Festivities start on Friday evening with a Family Art Night at the Murray Art Guild. Families and Pride supporters can gather to create posters, buttons and friendship bracelets, uniting in celebration of the LGBTQ+ community members in Murray and Calloway County.
A Pride march is planned for 10 a.m. Saturday in downtown Murray. Interested participants are encouraged to assemble at the intersection of Olive and 15th Streets. The march will then proceed to the Central Park amphitheater where Murray Pride will have scheduled guest speakers and local musical performances, as well as artist booths and vendors. Leach hopes these events foster unity and show support to members of a community that often confronts discrimination and injustice.

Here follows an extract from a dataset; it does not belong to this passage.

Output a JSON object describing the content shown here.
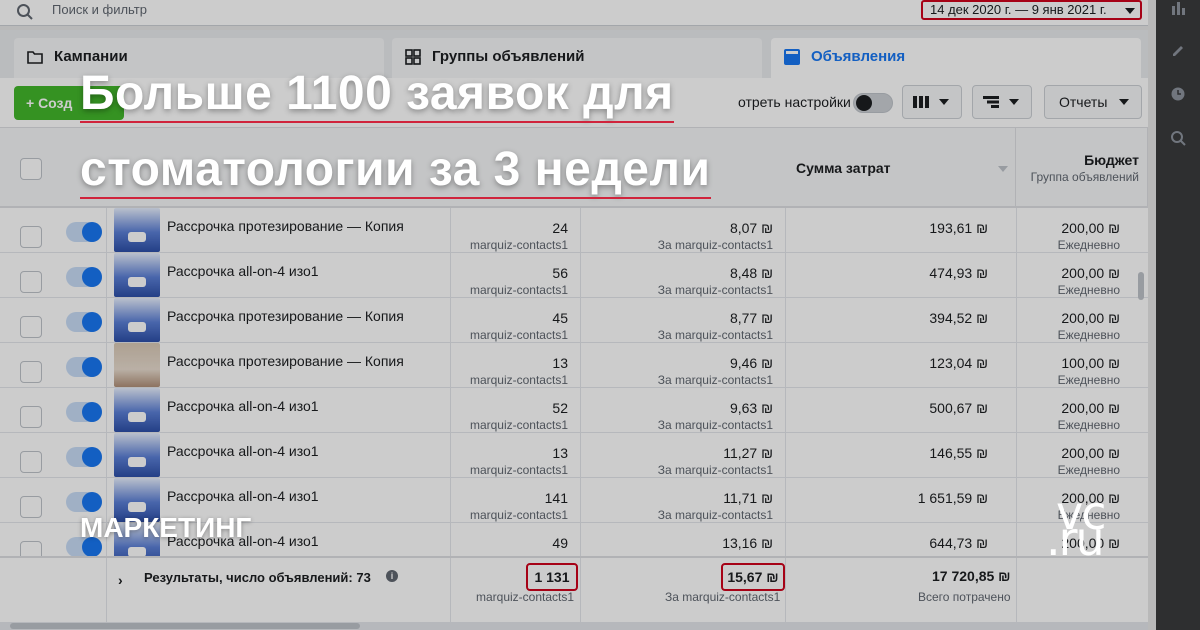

“At its heart, pride is a protest – a protest against the forced hetero-cis normative narrative,” she said. “This last year, the LGBTQ community across this country have seenlegislation springing up all around. And we've had to push back against that, for the good of the [LGBTQIA+] community.”Murray Pride will close out the weekend with a community spiritual service on Sunday at 6 p.m. in the Doran Family Arboretum. This service, entitled "Love Casts Out Fear," is organized in collaboration with the First Presbyterian Church and St. John's Episcopal Church of Murray. Leach said the weekend’s themes of service and communal solidarity will be echoed at this concluding event.
“It's important because many of us – including myself – the shame that we felt for being who we were and the closets that were built, some of it [is] due to religious trauma,” Leach said. “[This service is] really a time to break down some of those walls and break down some of those closets that we've built in our minds and know that God loves you – no exceptions.”